Resterete incantati dai giochi di luce che le alte vetrate proiettano sui pavimenti di pietra e i passi degli illustri parrocchiani di un tempo si uniranno ai vostri nell’esplorare le cappelle, nell’ammirare i dipinti (tra cui un bel Tobia e l’angelo di Santi di Tito) e l’organo più grande di Francia, facendosi più leggeri nel passare davanti alle tombe (la più sontuosa è quella di Colbert) e ai mausolei, rallentando nei pressi delle curiose opere contemporanee, a cui proprio non riesco ad abituarmi (sarà per via dell’età, ma trovo che siano una piccola nota stonata in una perfetta sinfonia d’insieme).

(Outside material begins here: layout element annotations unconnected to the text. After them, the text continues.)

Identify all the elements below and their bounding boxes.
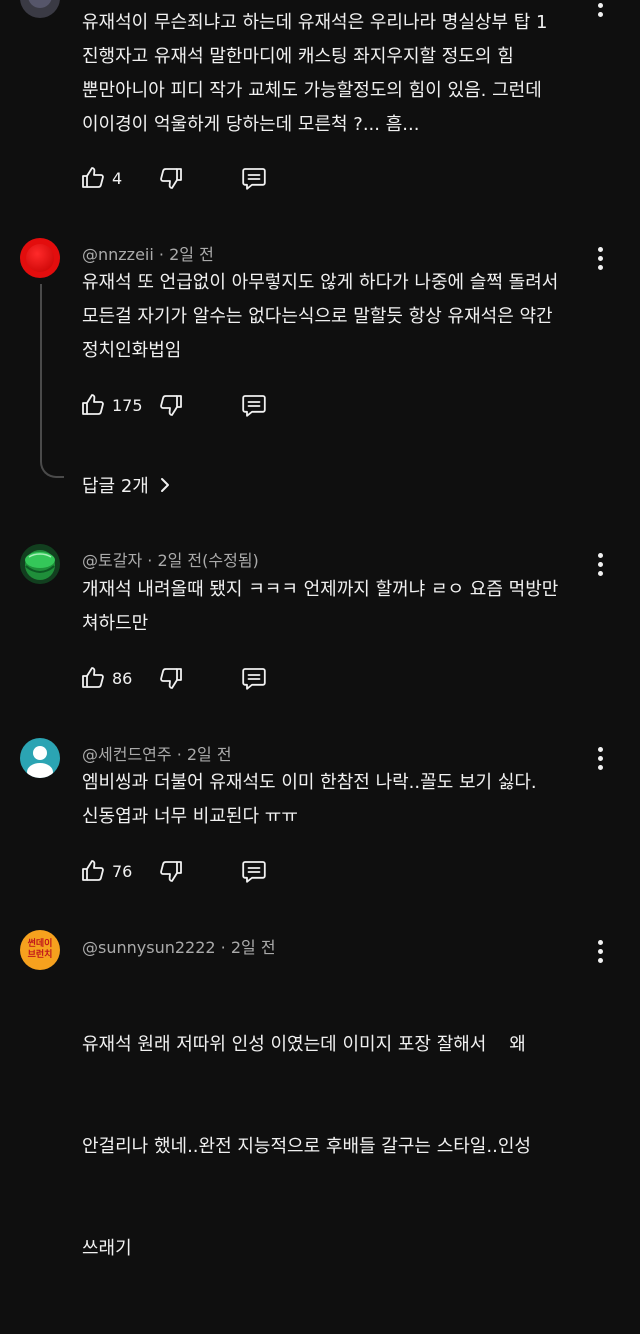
comment-time: · 2일 전(수정됨)	[147, 551, 259, 570]
comment-text: 유재석이 무슨죄냐고 하는데 유재석은 우리나라 명실상부 탑 1 진행자고 유…	[82, 6, 582, 142]
dislike-button[interactable]	[156, 164, 184, 192]
chevron-right-icon	[160, 478, 169, 492]
reply-button[interactable]	[240, 164, 268, 192]
dislike-button[interactable]	[156, 391, 184, 419]
comment-line: 유재석 또 언급없이 아무렇지도 않게 하다가 나중에 슬쩍 돌려서	[82, 272, 559, 293]
comment-time: · 2일 전	[158, 245, 214, 264]
thread-line	[40, 284, 64, 478]
comment-line: 유재석 원래 저따위 인성 이였는데 이미지 포장 잘해서 왜	[82, 1034, 526, 1055]
reply-icon	[242, 168, 266, 190]
like-button[interactable]: 4	[80, 164, 156, 192]
reply-button[interactable]	[240, 391, 268, 419]
comment-meta: @세컨드연주 · 2일 전	[82, 741, 232, 765]
comment-line: 신동엽과 너무 비교된다 ㅠㅠ	[82, 806, 298, 827]
comment-actions: 175	[80, 390, 268, 420]
like-button[interactable]: 76	[80, 857, 156, 885]
avatar[interactable]	[20, 238, 60, 278]
like-button[interactable]: 86	[80, 664, 156, 692]
comment-time: · 2일 전	[220, 938, 276, 957]
like-count: 175	[112, 395, 143, 415]
like-count: 76	[112, 861, 133, 881]
thumbs-up-icon	[82, 667, 104, 688]
avatar-image	[20, 544, 60, 584]
more-vert-icon	[597, 939, 603, 945]
comment-author[interactable]: @sunnysun2222	[82, 938, 216, 957]
reply-button[interactable]	[240, 857, 268, 885]
thumbs-down-icon	[160, 168, 182, 189]
more-options-button[interactable]	[590, 549, 610, 579]
view-replies-button[interactable]: 답글 2개	[82, 472, 173, 498]
reply-button[interactable]	[240, 664, 268, 692]
more-options-button[interactable]	[590, 936, 610, 966]
more-options-button[interactable]	[590, 743, 610, 773]
more-vert-icon	[597, 246, 603, 252]
avatar-text: 썬데이	[27, 939, 53, 949]
comment-line: 쓰래기	[82, 1238, 132, 1259]
comment-meta: @토갈자 · 2일 전(수정됨)	[82, 547, 259, 571]
comment-actions: 76	[80, 856, 268, 886]
thumbs-down-icon	[160, 861, 182, 882]
comment-line: 정치인화법임	[82, 340, 182, 361]
comment-line: 이이경이 억울하게 당하는데 모른척 ?... 흠...	[82, 114, 420, 135]
dislike-button[interactable]	[156, 857, 184, 885]
more-options-button[interactable]	[590, 243, 610, 273]
comment-actions: 86	[80, 663, 268, 693]
reply-icon	[242, 861, 266, 883]
avatar-text: 브런치	[27, 950, 53, 960]
thumbs-up-icon	[82, 860, 104, 881]
like-count: 4	[112, 168, 123, 188]
avatar[interactable]	[20, 0, 60, 18]
default-avatar-icon	[27, 746, 53, 778]
comment-line: 진행자고 유재석 말한마디에 캐스팅 좌지우지할 정도의 힘	[82, 46, 514, 67]
thumbs-up-icon	[82, 394, 104, 415]
thumbs-up-icon	[82, 167, 104, 188]
comment-actions: 4	[80, 163, 268, 193]
comment-author[interactable]: @nnzzeii	[82, 245, 154, 264]
replies-label: 답글 2개	[82, 476, 149, 497]
comment-meta: @nnzzeii · 2일 전	[82, 241, 214, 265]
comment-line: 안걸리나 했네..완전 지능적으로 후배들 갈구는 스타일..인성	[82, 1136, 531, 1157]
comment-time: · 2일 전	[176, 745, 232, 764]
more-vert-icon	[597, 746, 603, 752]
comment-line: 쳐하드만	[82, 613, 149, 634]
comment-text: 유재석 원래 저따위 인성 이였는데 이미지 포장 잘해서 왜 안걸리나 했네.…	[82, 960, 582, 1334]
avatar[interactable]: 썬데이 브런치	[20, 930, 60, 970]
avatar[interactable]	[20, 544, 60, 584]
reply-icon	[242, 668, 266, 690]
thumbs-down-icon	[160, 395, 182, 416]
comment-line: 유재석이 무슨죄냐고 하는데 유재석은 우리나라 명실상부 탑 1	[82, 12, 548, 33]
avatar[interactable]	[20, 738, 60, 778]
comment-line: 뿐만아니아 피디 작가 교체도 가능할정도의 힘이 있음. 그런데	[82, 80, 542, 101]
comment-line: 모든걸 자기가 알수는 없다는식으로 말할듯 항상 유재석은 약간	[82, 306, 553, 327]
like-count: 86	[112, 668, 133, 688]
more-options-button[interactable]	[590, 0, 610, 20]
comment-text: 개재석 내려올때 됐지 ㅋㅋㅋ 언제까지 할꺼냐 ㄹㅇ 요즘 먹방만 쳐하드만	[82, 573, 582, 641]
comment-line: 엠비씽과 더불어 유재석도 이미 한참전 나락..꼴도 보기 싫다.	[82, 772, 537, 793]
thumbs-down-icon	[160, 668, 182, 689]
comment-line: 개재석 내려올때 됐지 ㅋㅋㅋ 언제까지 할꺼냐 ㄹㅇ 요즘 먹방만	[82, 579, 559, 600]
comment-text: 유재석 또 언급없이 아무렇지도 않게 하다가 나중에 슬쩍 돌려서 모든걸 자…	[82, 266, 582, 368]
dislike-button[interactable]	[156, 664, 184, 692]
comment-author-meta	[82, 0, 282, 2]
comment-author[interactable]: @세컨드연주	[82, 745, 172, 764]
reply-icon	[242, 395, 266, 417]
comment-author[interactable]: @토갈자	[82, 551, 142, 570]
like-button[interactable]: 175	[80, 391, 156, 419]
comment-text: 엠비씽과 더불어 유재석도 이미 한참전 나락..꼴도 보기 싫다. 신동엽과 …	[82, 766, 582, 834]
more-vert-icon	[597, 552, 603, 558]
comment-meta: @sunnysun2222 · 2일 전	[82, 934, 276, 958]
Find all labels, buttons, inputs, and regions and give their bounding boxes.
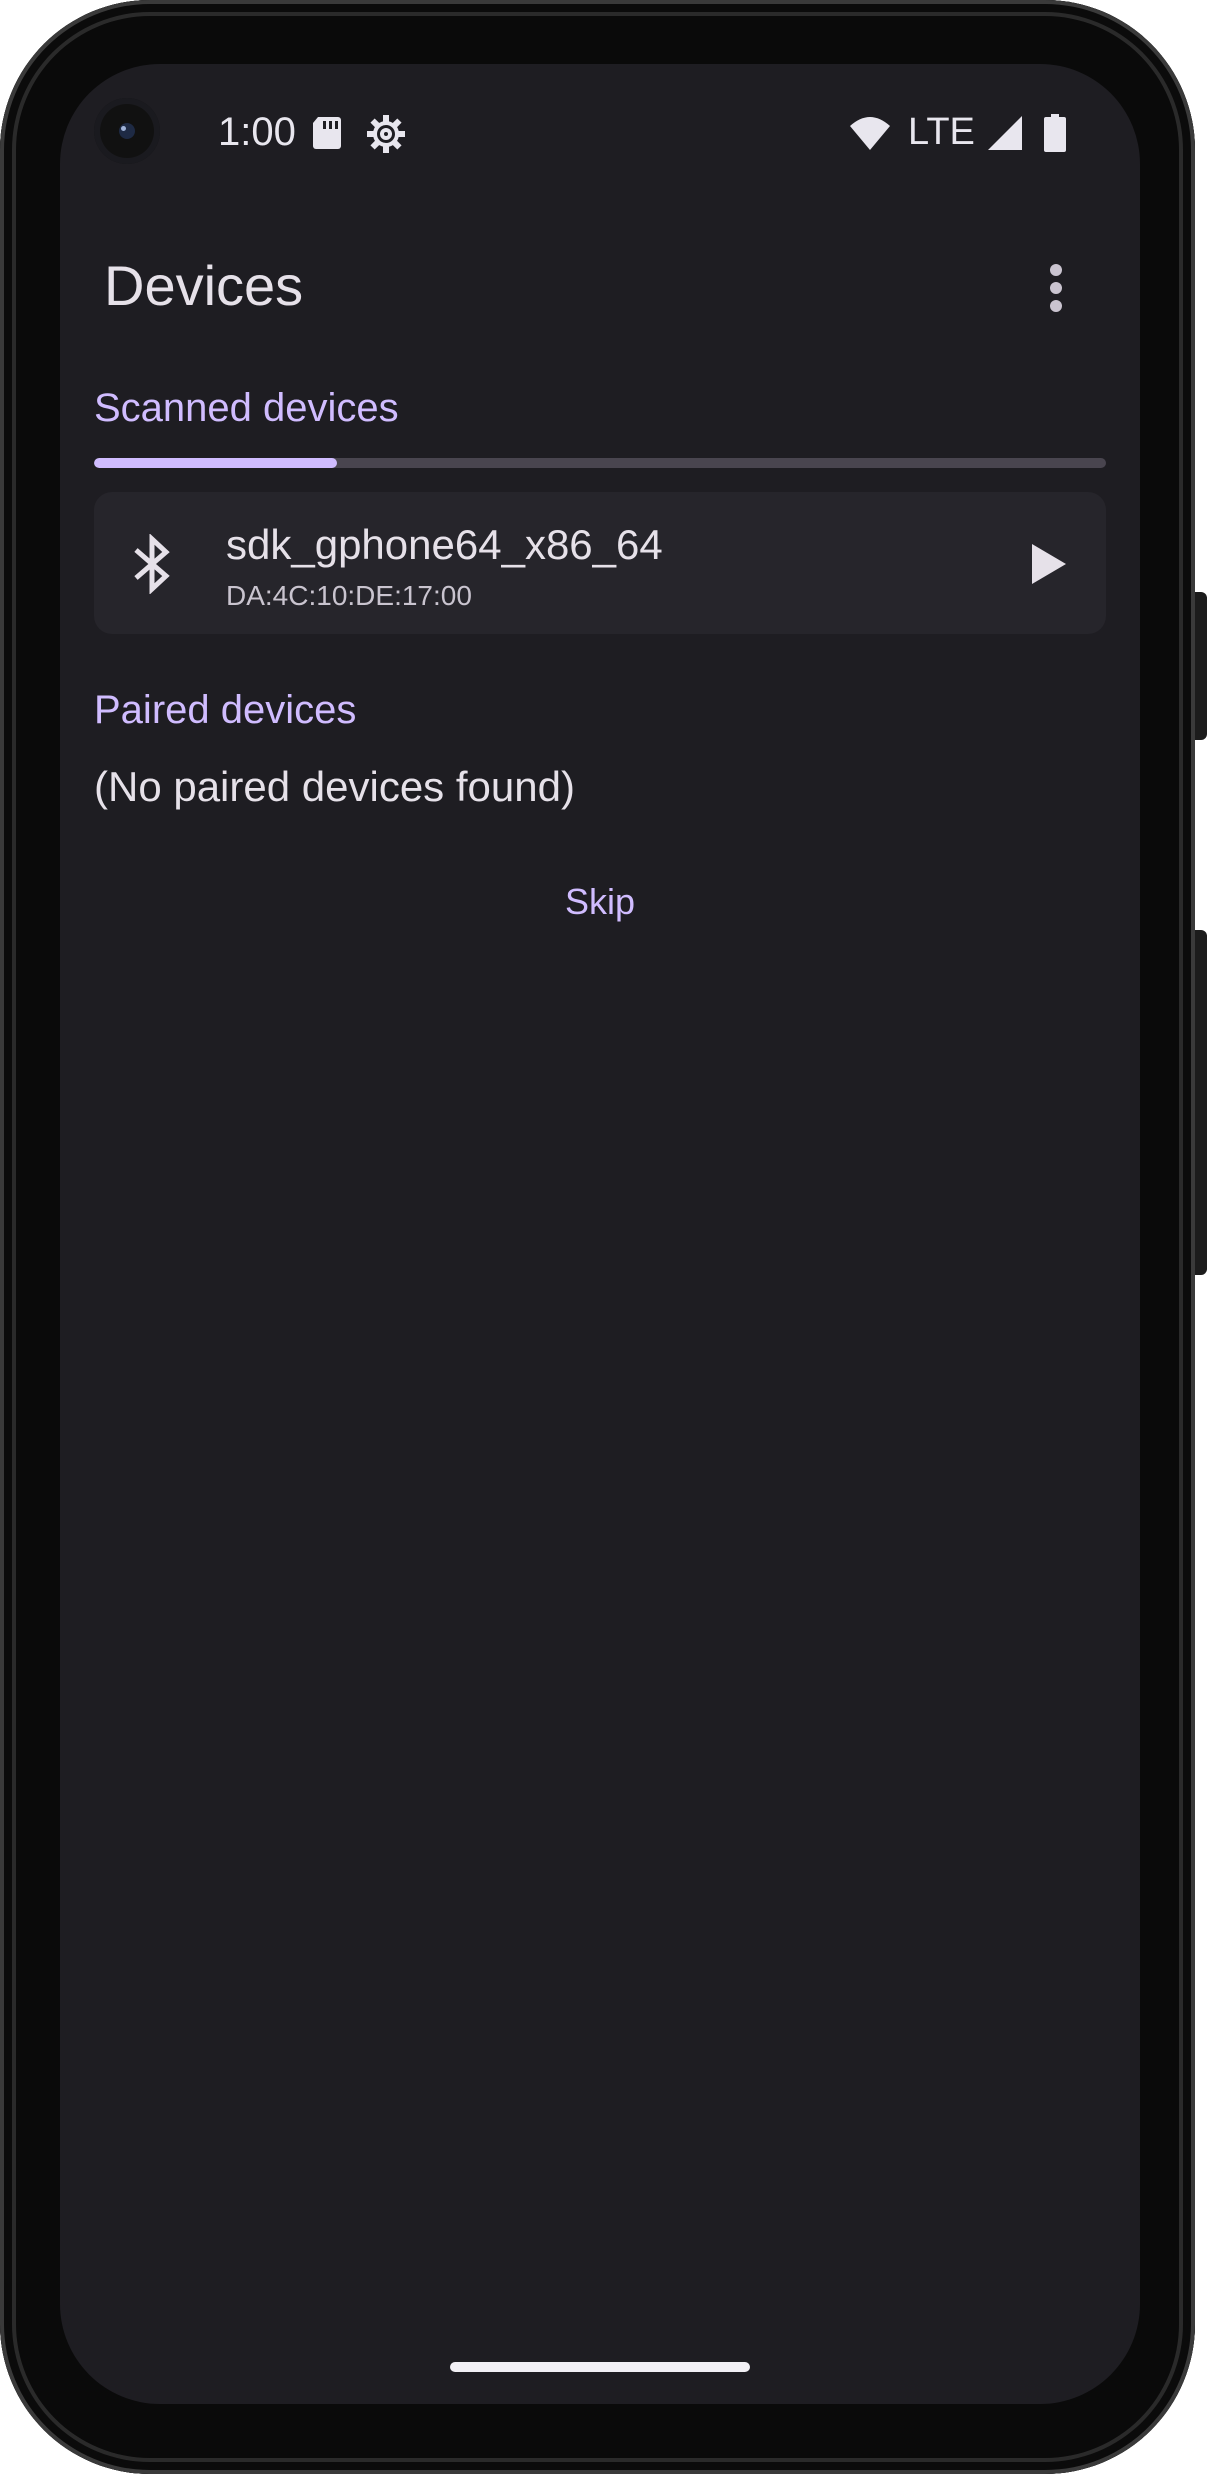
gesture-navigation-bar[interactable] (450, 2362, 750, 2372)
paired-devices-header: Paired devices (94, 688, 357, 732)
skip-button[interactable]: Skip (500, 872, 700, 932)
more-vert-icon[interactable] (1032, 260, 1080, 316)
gear-icon (367, 115, 405, 153)
cell-signal-icon (988, 116, 1022, 150)
power-button (1195, 592, 1207, 740)
wifi-icon (850, 117, 890, 150)
battery-icon (1044, 114, 1066, 152)
play-icon[interactable] (1028, 542, 1068, 586)
scan-progress-bar (94, 458, 1106, 468)
scanned-devices-header: Scanned devices (94, 386, 399, 430)
network-type: LTE (908, 111, 975, 153)
sd-card-icon (313, 117, 341, 149)
scan-progress-fill (94, 458, 337, 468)
status-time: 1:00 (218, 110, 296, 154)
volume-button (1195, 930, 1207, 1275)
no-paired-devices-message: (No paired devices found) (94, 763, 575, 810)
device-name: sdk_gphone64_x86_64 (226, 521, 663, 568)
page-title: Devices (104, 254, 304, 317)
screen: 1:00 LTE Devices Scanned devices sdk_gph… (60, 64, 1140, 2404)
bluetooth-icon (134, 534, 170, 594)
device-list-item[interactable]: sdk_gphone64_x86_64 DA:4C:10:DE:17:00 (94, 492, 1106, 634)
device-address: DA:4C:10:DE:17:00 (226, 580, 472, 611)
camera-cutout (94, 98, 160, 164)
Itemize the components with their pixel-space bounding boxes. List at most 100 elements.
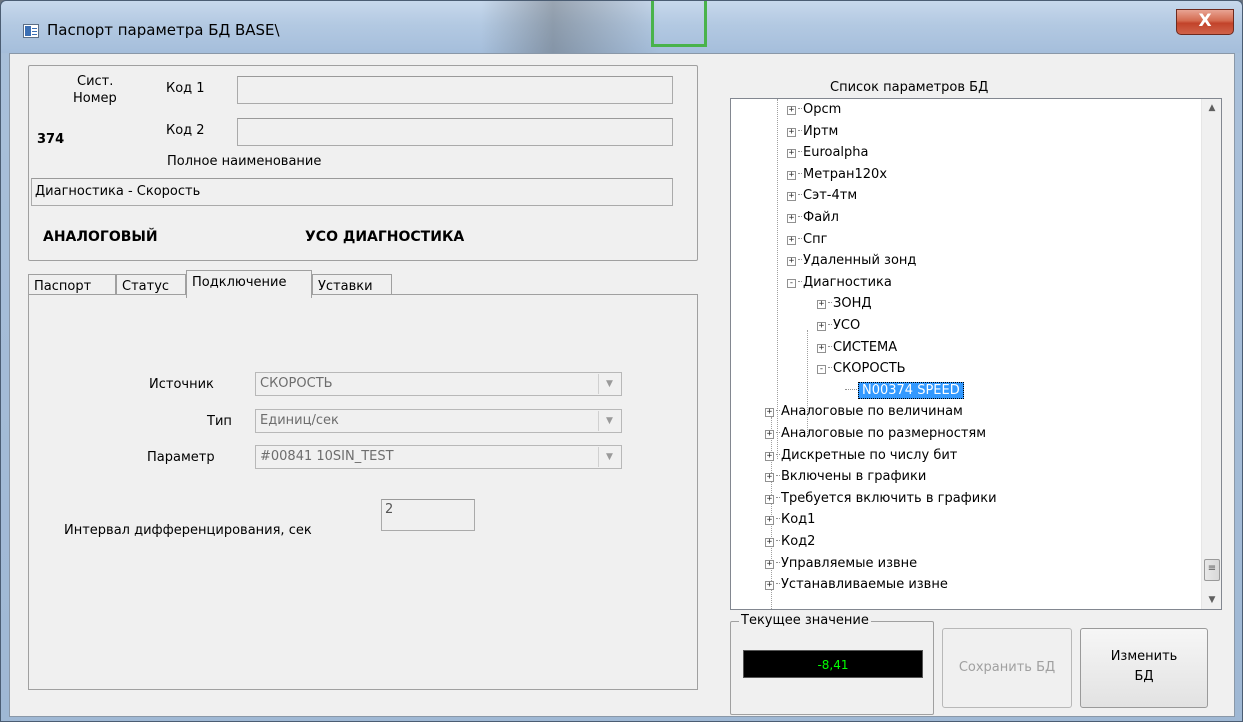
- tree-node-label: N00374 SPEED: [858, 381, 964, 399]
- tree-node[interactable]: + Удаленный зонд: [787, 250, 916, 271]
- chevron-down-icon[interactable]: ▼: [598, 447, 620, 467]
- tree-expand-icon[interactable]: +: [765, 494, 774, 504]
- param-label: Параметр: [147, 450, 215, 465]
- tree-connector: [845, 388, 857, 390]
- titlebar-background-window: [651, 1, 707, 47]
- code1-label: Код 1: [166, 81, 205, 96]
- tree-node[interactable]: + Opcm: [787, 99, 841, 120]
- titlebar-shade: [481, 1, 661, 53]
- tree-node[interactable]: + СИСТЕМА: [817, 337, 897, 358]
- tree-node[interactable]: + Иртм: [787, 121, 838, 142]
- tree-node[interactable]: + УСО: [817, 315, 860, 336]
- current-value-display: -8,41: [743, 650, 923, 678]
- tree-node-label: Аналоговые по величинам: [781, 404, 963, 420]
- tree-expand-icon[interactable]: +: [817, 322, 826, 331]
- tree-node-selected[interactable]: N00374 SPEED: [845, 380, 964, 401]
- tree-node[interactable]: + Включены в графики: [765, 466, 926, 487]
- tree-node-label: СКОРОСТЬ: [833, 361, 906, 377]
- tree-expand-icon[interactable]: +: [787, 235, 796, 245]
- tree-connector: [776, 540, 780, 541]
- tree-expand-icon[interactable]: +: [765, 538, 774, 547]
- tree-node-label: УСО: [833, 318, 861, 333]
- source-label: Источник: [149, 377, 214, 392]
- tree-node[interactable]: + Аналоговые по размерностям: [765, 423, 986, 444]
- param-select[interactable]: #00841 10SIN_TEST ▼: [255, 445, 622, 469]
- tree-expand-icon[interactable]: +: [765, 559, 774, 569]
- code2-field[interactable]: [237, 118, 673, 146]
- tree-expand-icon[interactable]: +: [765, 473, 774, 483]
- tree-node[interactable]: + Euroalpha: [787, 142, 869, 163]
- current-value-group: Текущее значение -8,41: [730, 613, 934, 715]
- tree-expand-icon[interactable]: +: [817, 300, 826, 310]
- scroll-up-icon[interactable]: ▲: [1202, 99, 1221, 117]
- tree-node-label: Аналоговые по размерностям: [781, 426, 987, 441]
- code1-field[interactable]: [237, 76, 673, 104]
- param-tree[interactable]: + Opcm + Иртм + Euroalpha + Метран120x + Сэт-4тм +…: [730, 98, 1222, 610]
- tree-node-label: Иртм: [803, 123, 839, 139]
- tree-connector: [798, 216, 802, 217]
- tree-node-label: Диагностика: [803, 274, 892, 290]
- tree-node[interactable]: + ЗОНД: [817, 293, 872, 314]
- tree-node[interactable]: - Диагностика: [787, 272, 892, 293]
- tree-expand-icon[interactable]: +: [787, 106, 796, 115]
- tree-node[interactable]: + Управляемые извне: [765, 553, 917, 574]
- fullname-field[interactable]: Диагностика - Скорость: [31, 178, 673, 206]
- scroll-down-icon[interactable]: ▼: [1202, 591, 1221, 609]
- type-label: Тип: [207, 414, 232, 429]
- source-value: СКОРОСТЬ: [260, 376, 333, 391]
- chevron-down-icon[interactable]: ▼: [598, 374, 620, 394]
- tree-expand-icon[interactable]: +: [787, 214, 796, 223]
- tab-connection[interactable]: Подключение: [186, 270, 312, 298]
- tree-node[interactable]: + Код2: [765, 531, 815, 552]
- type-select[interactable]: Единиц/сек ▼: [255, 409, 622, 433]
- tree-node-label: Спг: [803, 231, 828, 247]
- param-value: #00841 10SIN_TEST: [260, 449, 394, 464]
- tree-node[interactable]: + Метран120x: [787, 164, 887, 185]
- source-select[interactable]: СКОРОСТЬ ▼: [255, 372, 622, 396]
- number-label: Номер: [73, 91, 117, 106]
- tree-node[interactable]: + Код1: [765, 509, 815, 530]
- tree-expand-icon[interactable]: +: [765, 516, 774, 526]
- tree-scrollbar[interactable]: ▲ ≡ ▼: [1201, 99, 1221, 609]
- tree-expand-icon[interactable]: +: [787, 170, 796, 180]
- type-text: АНАЛОГОВЫЙ: [43, 229, 158, 245]
- tree-expand-icon[interactable]: +: [765, 430, 774, 439]
- scroll-thumb[interactable]: ≡: [1204, 559, 1220, 581]
- tree-collapse-icon[interactable]: -: [817, 365, 826, 375]
- close-button[interactable]: X: [1176, 9, 1234, 35]
- tree-expand-icon[interactable]: +: [817, 343, 826, 353]
- tree-node[interactable]: + Дискретные по числу бит: [765, 445, 957, 466]
- change-db-button[interactable]: Изменить БД: [1080, 628, 1208, 708]
- tree-expand-icon[interactable]: +: [787, 127, 796, 137]
- tree-node[interactable]: + Сэт-4тм: [787, 185, 857, 206]
- tree-connector: [798, 129, 802, 131]
- tree-expand-icon[interactable]: +: [765, 581, 774, 591]
- tree-node-label: Включены в графики: [781, 469, 927, 485]
- tree-node-label: Устанавливаемые извне: [781, 577, 948, 593]
- tree-connector: [798, 280, 802, 282]
- tree-node[interactable]: + Аналоговые по величинам: [765, 401, 963, 422]
- tree-node[interactable]: + Устанавливаемые извне: [765, 574, 948, 595]
- tree-expand-icon[interactable]: +: [787, 192, 796, 202]
- type-value: Единиц/сек: [260, 413, 339, 428]
- tree-node[interactable]: + Требуется включить в графики: [765, 488, 997, 509]
- tree-expand-icon[interactable]: +: [787, 149, 796, 159]
- tree-node[interactable]: + Файл: [787, 207, 839, 228]
- title-bar[interactable]: Паспорт параметра БД BASE\ X: [1, 1, 1242, 53]
- chevron-down-icon[interactable]: ▼: [598, 411, 620, 431]
- tree-expand-icon[interactable]: +: [765, 451, 774, 461]
- app-icon: [23, 24, 39, 38]
- tree-expand-icon[interactable]: +: [765, 408, 774, 418]
- tree-node-label: Код2: [781, 534, 816, 549]
- tree-collapse-icon[interactable]: -: [787, 278, 796, 288]
- tree-node[interactable]: + Спг: [787, 229, 827, 250]
- sys-label: Сист.: [77, 74, 114, 89]
- interval-field[interactable]: 2: [381, 499, 475, 531]
- current-value-legend: Текущее значение: [739, 613, 871, 628]
- tree-connector: [776, 432, 780, 433]
- client-area: Сист. Номер 374 Код 1 Код 2 Полное наиме…: [9, 53, 1235, 717]
- code2-label: Код 2: [166, 123, 205, 138]
- tree-node[interactable]: - СКОРОСТЬ: [817, 358, 906, 379]
- save-db-button[interactable]: Сохранить БД: [942, 628, 1072, 708]
- tree-expand-icon[interactable]: +: [787, 257, 796, 267]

Sono molti i fedeli che vengono a pregare a Saint-Eustache, che si raccolgono nella cappella della Vergine o semplicemente si siedono nella navata centrale, lasciandosi permeare dalla sacralità del luogo, e non è raro incontrare dei senza tetto che qui cercano rifugio e dignitosamente rivolgono al Cielo i loro pensieri.
È per questo forse che a Saint-Eustache io non riesco a essere semplicemente una turista, a scattare foto o a curiosare qua e là. Preferisco sedere e osservare, scoprire i piccoli segreti nascosti tra i le pieghe sovrapposte del tempo, ascoltare cosa hanno da raccontare queste vecchie pietre.
Mi dicono orgogliose che tra le loro spesse mura sono stati battezzati Richelieu, Molière e Madame de Pompadour, che niente popò di meno che Louis XIV, il re Sole, qui ha fatto la Prima Comunione e che il potente duca di Sully, quello del celebre palazzo che si apre su place des Vosges (qui troverete l’articolo dedicato, se vi va) e il musicista fiorentino Gian Battista Lulli, divenuto poi il celebre compositore barocco Lully, scelsero Saint-Eustache per impalmare le loro promesse spose.

Sussurrano indignate la vergogna di essere divenute Tempio dell’Agricoltura durante la Rivoluzione francese e ancora non hanno digerito il disprezzo di Viollet-le-Duc.

L’atmosfera di Saint-Eustache è quella di una chiesa “reale”, imponente, solenne, maestosa. I restauri in corso le stanno restituendo i colori delle origini, lo splendore degli ori, la freschezza della gioventù, dissipando le cupe polveri del tempo che fino a un anno fa opprimevano chi entrava.
Ogni tanto arrivano fin qui, nel cuore della chiesa, le voci dei bimbi che giocano nei giardini, che si divertono negli specchi d’acqua delle fontane, che corrono con le biciclette tra i vialetti alberati e penso che non potrebbe esserci colonna sonora migliore per accompagnare i pensieri di tutti coloro che vengono a Saint-Eustache, qualunque sia il motivo che li porta qui.